I am trying to get some information about identifiability with Bayesian inference and especially with mixture models. I have found a paper on this topic (Markov Chain Monte Carlo Methods and the Label Switching Problem in Bayesian Mixture Modeling) but I feel like I am not any smarter than before.

Jasra, Holmes and Stephens write:

“One of the main challenges of a Bayesian analysis
using mixtures is the nonidentifiability of the components.
That is, if exchangeable priors are placed upon
the parameters of a mixture model, then the resulting
posterior distribution will be invariant to permutations
in the labelling of the parameters. As a result,
the marginal posterior distributions for the parameters
will be identical for each mixture component. Therefore,
during MCMC simulation, the sampler encounters
the symmetries of the posterior distribution and the
interpretation of the labels switches. It is then meaningless
to draw inference directly from MCMC output
using ergodic averaging. Label switching significantly
increases the effort required to produce a satisfactory
Bayesian analysis of the data, but is a prerequisite of
convergence of an MCMC sampler and therefore must
be addressed.”

Is there any way to explain this in a more simple way? Any help would be appreciated!


#2

https://betanalpha.github.io/assets/case_studies/identifying_mixture_models.html

Note that even once the label switching has been removed, exchangeable mixture models still exhibit more subtle non-identifiabilties that make them very hard to fit.


#3

If you have a mixture of two components

p(y | mu, sigma, lambda)
  = lambda * normal(y | mu[1], sigma[1]) 
    + (1 - lambda) * normal(y | mu[2], sigma[2])

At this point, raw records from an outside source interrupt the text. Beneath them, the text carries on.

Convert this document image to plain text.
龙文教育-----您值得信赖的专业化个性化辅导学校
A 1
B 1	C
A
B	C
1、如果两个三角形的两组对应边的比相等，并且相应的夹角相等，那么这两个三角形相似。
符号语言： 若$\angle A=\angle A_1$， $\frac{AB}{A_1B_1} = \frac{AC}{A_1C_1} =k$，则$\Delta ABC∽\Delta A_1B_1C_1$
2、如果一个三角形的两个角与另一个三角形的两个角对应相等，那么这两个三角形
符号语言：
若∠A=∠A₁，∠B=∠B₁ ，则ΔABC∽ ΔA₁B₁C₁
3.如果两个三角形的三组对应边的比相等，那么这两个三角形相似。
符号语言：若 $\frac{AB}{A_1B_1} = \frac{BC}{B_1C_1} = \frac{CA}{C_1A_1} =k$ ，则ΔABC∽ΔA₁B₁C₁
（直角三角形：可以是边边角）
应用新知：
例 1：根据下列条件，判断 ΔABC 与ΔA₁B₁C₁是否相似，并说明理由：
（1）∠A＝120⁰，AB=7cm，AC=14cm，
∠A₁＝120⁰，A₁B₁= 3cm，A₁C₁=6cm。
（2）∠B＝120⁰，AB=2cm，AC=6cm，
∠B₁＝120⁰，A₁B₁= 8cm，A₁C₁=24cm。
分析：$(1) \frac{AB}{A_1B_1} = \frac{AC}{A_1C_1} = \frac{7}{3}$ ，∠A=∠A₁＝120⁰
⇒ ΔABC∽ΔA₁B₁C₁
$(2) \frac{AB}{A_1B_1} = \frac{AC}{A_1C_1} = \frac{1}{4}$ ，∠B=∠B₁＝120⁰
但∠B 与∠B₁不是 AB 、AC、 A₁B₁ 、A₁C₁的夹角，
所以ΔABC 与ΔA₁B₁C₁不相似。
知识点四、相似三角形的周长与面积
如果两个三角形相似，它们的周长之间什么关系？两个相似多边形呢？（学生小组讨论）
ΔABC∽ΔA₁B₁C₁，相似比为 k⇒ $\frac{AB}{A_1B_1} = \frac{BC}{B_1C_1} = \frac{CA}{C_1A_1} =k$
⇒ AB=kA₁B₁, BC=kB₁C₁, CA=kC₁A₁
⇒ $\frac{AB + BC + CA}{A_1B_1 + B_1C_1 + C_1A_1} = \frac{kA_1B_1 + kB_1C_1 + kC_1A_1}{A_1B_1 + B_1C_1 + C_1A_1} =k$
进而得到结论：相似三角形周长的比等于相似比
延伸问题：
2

The model isn’t identifiable as written because the parameter values

theta1 = (mu[1], sigma[1], mu[2], sigma[2], lambda)
theta2 = (mu[2], sigma[2], mu[1], sigma[1], 1 - lambda)

produce exactly the same likelihood value. If the prior for (mu[1], sigma[1]) is the same as that for (mu[2], sigma[2]), then you still have non-identifiability. What we normally recommend is an asymmetric prior that orders mu[1] < mu[2] to identify the model. Now, only one of theta1 or theta2 above is possible. Michael Betancourt (aka @betanalpha)'s case study he links has much more detail.